ModelArchive, an open repository for sharing computationally determined protein structure models, has been awarded a grant by swissuniversities to expand open research data (ORD) principles. Several SIB group leaders are collaborating with international experts to develop this data resource, which complements the Protein Data Bank (PDB) for experimentally determined protein structures.

Harnessing the explosion of predicted protein structures

Novel modelling methods powered by deep learning, such as AlphaFold, now allow prediction of protein structures at a high quality, reaching near-experimental accuracy. This has resulted in an explosion of computer-predicted models, which complement the otherwise limited range of experimentally determined structures.

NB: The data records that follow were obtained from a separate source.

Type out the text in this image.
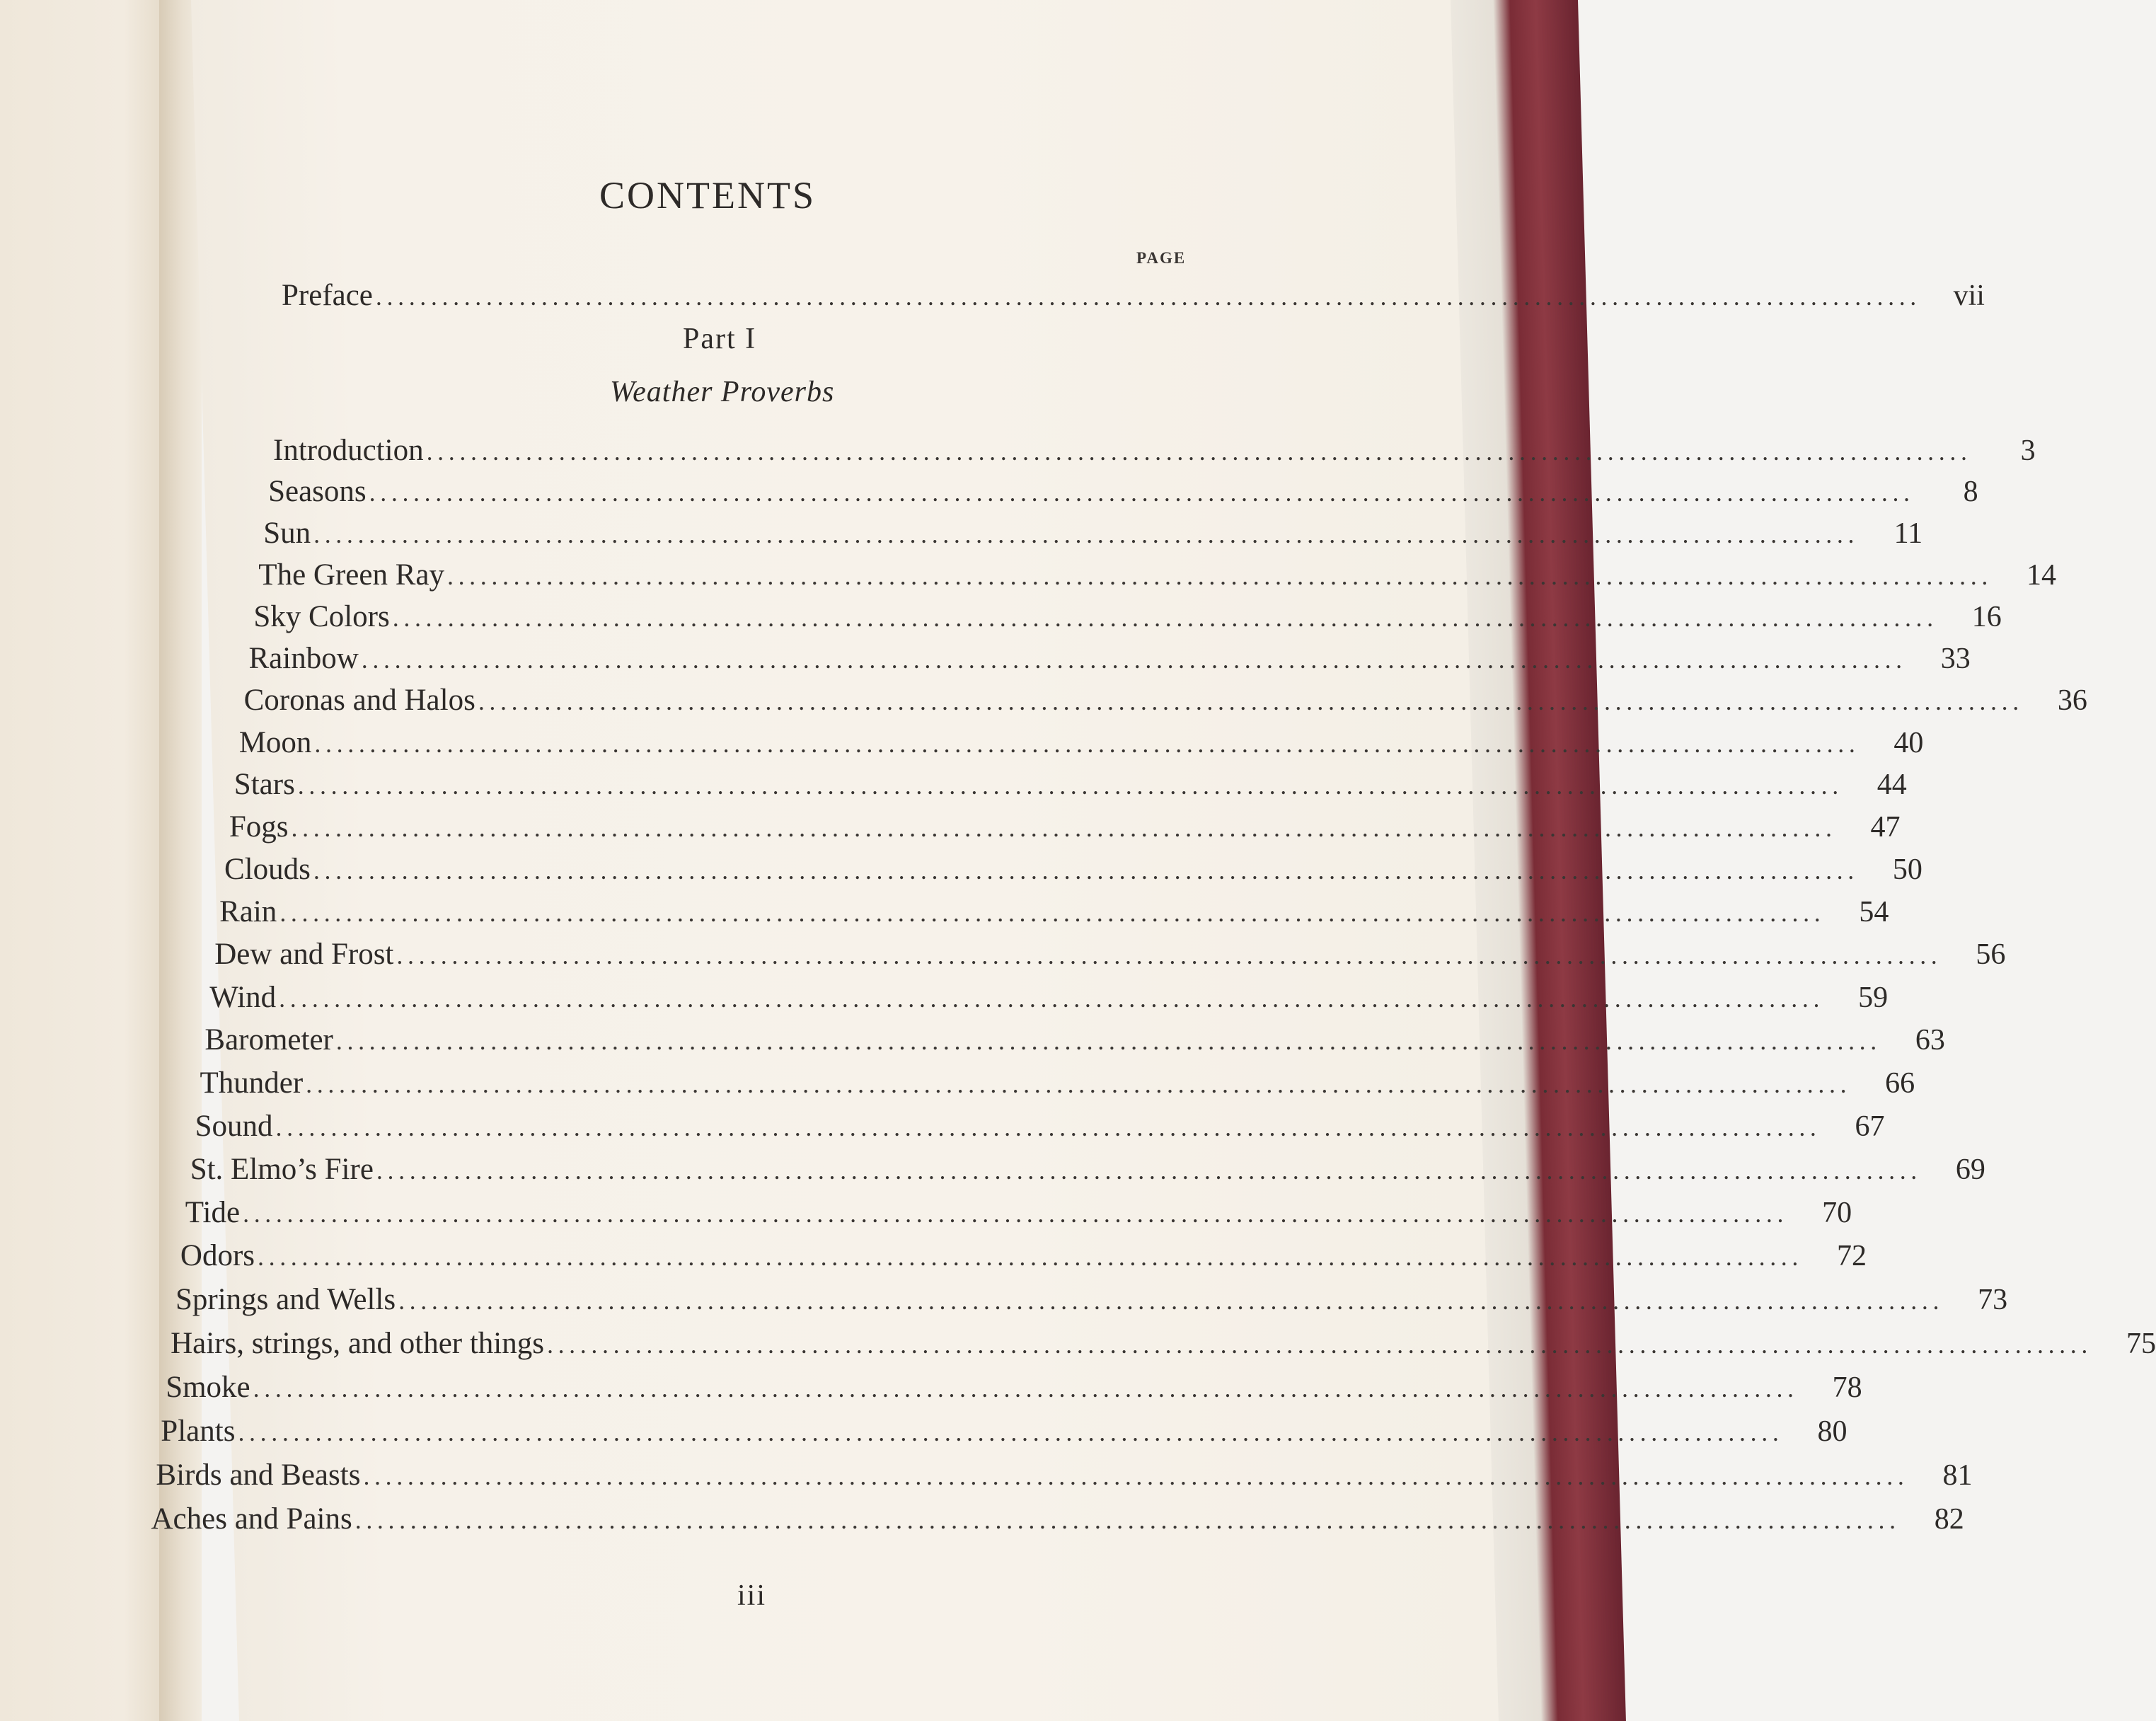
CONTENTS
PAGE
Preface ............................................................................................................................................	vii
Part I
Weather Proverbs
Introduction ............................................................................................................................................	3
Seasons ............................................................................................................................................	8
Sun ............................................................................................................................................	11
The Green Ray ............................................................................................................................................	14
Sky Colors ............................................................................................................................................	16
Rainbow ............................................................................................................................................	33
Coronas and Halos ............................................................................................................................................	36
Moon ............................................................................................................................................	40
Stars ............................................................................................................................................	44
Fogs ............................................................................................................................................	47
Clouds ............................................................................................................................................	50
Rain ............................................................................................................................................	54
Dew and Frost ............................................................................................................................................	56
Wind ............................................................................................................................................	59
Barometer ............................................................................................................................................	63
Thunder ............................................................................................................................................	66
Sound ............................................................................................................................................	67
St. Elmo’s Fire ............................................................................................................................................	69
Tide ............................................................................................................................................	70
Odors ............................................................................................................................................	72
Springs and Wells ............................................................................................................................................	73
Hairs, strings, and other things ............................................................................................................................................	75
Smoke ............................................................................................................................................	78
Plants ............................................................................................................................................	80
Birds and Beasts ............................................................................................................................................	81
Aches and Pains ............................................................................................................................................	82
iii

Furthermore, advances are already being observed in the modelling of protein complexes such as of their interactions with small molecules (e.g. drugs), RNA and DNA. The modelling of proteins in different conformational states is also progressing as well as in protein engineering and design studies. All these models need a dedicated space to be stored and made available to life scientists for use in their respective fields of research, from drug discovery to molecular biology.

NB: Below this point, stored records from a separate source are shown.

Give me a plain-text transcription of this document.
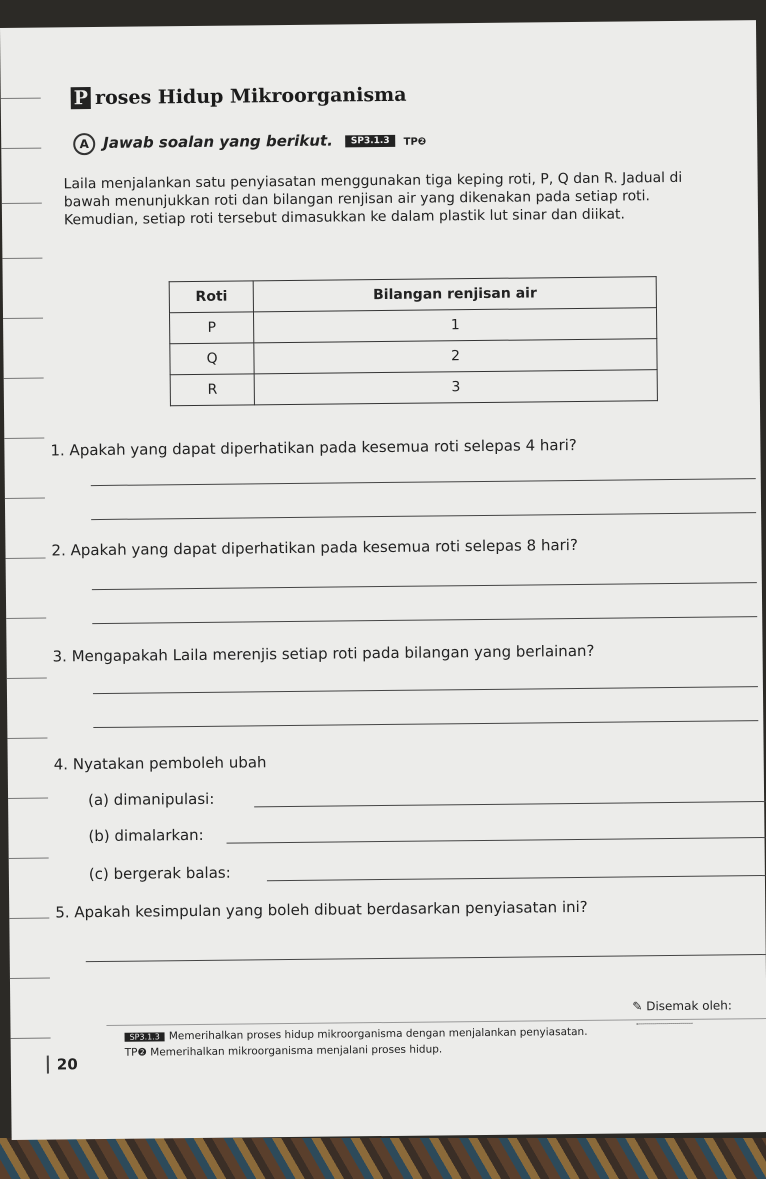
P roses Hidup Mikroorganisma
A Jawab soalan yang berikut. SP3.1.3 TP❷
Laila menjalankan satu penyiasatan menggunakan tiga keping roti, P, Q dan R. Jadual di bawah menunjukkan roti dan bilangan renjisan air yang dikenakan pada setiap roti. Kemudian, setiap roti tersebut dimasukkan ke dalam plastik lut sinar dan diikat.
Roti	Bilangan renjisan air
P	1
Q	2
R	3
1. Apakah yang dapat diperhatikan pada kesemua roti selepas 4 hari?
2. Apakah yang dapat diperhatikan pada kesemua roti selepas 8 hari?
3. Mengapakah Laila merenjis setiap roti pada bilangan yang berlainan?
4. Nyatakan pemboleh ubah
(a) dimanipulasi:
(b) dimalarkan:
(c) bergerak balas:
5. Apakah kesimpulan yang boleh dibuat berdasarkan penyiasatan ini?
✎ Disemak oleh:
SP3.1.3 Memerihalkan proses hidup mikroorganisma dengan menjalankan penyiasatan.
TP❷ Memerihalkan mikroorganisma menjalani proses hidup.
20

This is where ModelArchive comes in. Developed in the group of SIB's Torsten Schwede, it enables protein structures determined by computational methods to be deposited and shared. It thus complements the Protein Data Bank (PDB) and PDB-Dev which store structures derived and partially derived from experimental data respectively. By building and expanding on current open research data best practices such as the ModelCIF data format, ModelArchive aims to become the reference repository for sharing computationally modelled protein structures. This initiative to foster open research data (ORD) has been awarded funding by swissuniversities (See box).

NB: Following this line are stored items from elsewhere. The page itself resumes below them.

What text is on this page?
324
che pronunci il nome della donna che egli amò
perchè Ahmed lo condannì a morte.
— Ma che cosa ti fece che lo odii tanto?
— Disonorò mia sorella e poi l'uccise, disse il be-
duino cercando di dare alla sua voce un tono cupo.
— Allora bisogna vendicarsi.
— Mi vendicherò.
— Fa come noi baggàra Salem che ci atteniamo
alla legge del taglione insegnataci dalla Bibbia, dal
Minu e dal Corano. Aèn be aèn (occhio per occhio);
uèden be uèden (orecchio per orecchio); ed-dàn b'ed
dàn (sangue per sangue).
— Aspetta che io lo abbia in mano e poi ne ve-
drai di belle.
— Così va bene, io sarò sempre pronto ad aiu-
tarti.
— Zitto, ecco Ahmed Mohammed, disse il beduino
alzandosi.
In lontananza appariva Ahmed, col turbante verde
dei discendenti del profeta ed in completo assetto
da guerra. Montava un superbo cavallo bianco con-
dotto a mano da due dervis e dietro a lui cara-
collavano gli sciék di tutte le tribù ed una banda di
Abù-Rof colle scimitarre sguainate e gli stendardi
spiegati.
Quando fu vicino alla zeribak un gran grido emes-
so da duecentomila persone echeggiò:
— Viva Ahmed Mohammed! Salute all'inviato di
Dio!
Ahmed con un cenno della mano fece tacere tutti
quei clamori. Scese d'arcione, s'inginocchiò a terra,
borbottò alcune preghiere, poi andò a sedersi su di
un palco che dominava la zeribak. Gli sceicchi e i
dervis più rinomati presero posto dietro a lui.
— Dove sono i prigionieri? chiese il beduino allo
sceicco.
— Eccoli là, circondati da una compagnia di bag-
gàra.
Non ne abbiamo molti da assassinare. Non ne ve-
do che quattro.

The call from swissuniversities for projects fostering open research data

In 2022, Swissuniversities launched a call for projects which support and promote excellence in Open Research Data practices. This is part of the Swiss National Open Research Data Strategy’s Open Science I Phase B – ORD programme which it was commissioned to develop by the State Secretariat for Education, Research and Innovation (SERI). Several projects involving or led by SIB members have been granted funding, evidence of SIB’s role in catalyzing ORD.

A treasure trove of data to foster new discoveries

The initiative is led by several scientists with a long-standing expertise in computational structural biology namely Andrea Cavalli, Matteo Dal Peraro, Markus Lill, Olivier Michielin, Torsten Schwede and Vincent Zoete, all SIB Group Leaders. On this project being awarded funding, Torsten Schwede says, “more than 74,000 models are currently available in ModelArchive with this number set to increase rapidly in the future. With this support from swissuniversities, we can advance the current ORD best practices and increase the reusability of computed structure models. Combining experimental structures with computational models provides structural biologists with a treasure trove of data to foster new discoveries.”

Building upon and establishing new open research data best practices

Making protein structure data freely available is at the heart of the efforts of the team that develops and maintains ModelArchive. Expanding on these ORD practices will not only involve ensuring that sharing of data is implemented in a FAIR (Findable, Accessible, Interoperable and Reusable) manner but also that the values of these practices are shared with other stakeholders such as journals, funding agencies and life science researchers. As stated in their proposal, these practices align with the SwissBioData ecosystem (SBDe) co-led by SIB, which aims to significantly advance FAIR data sharing in Switzerland.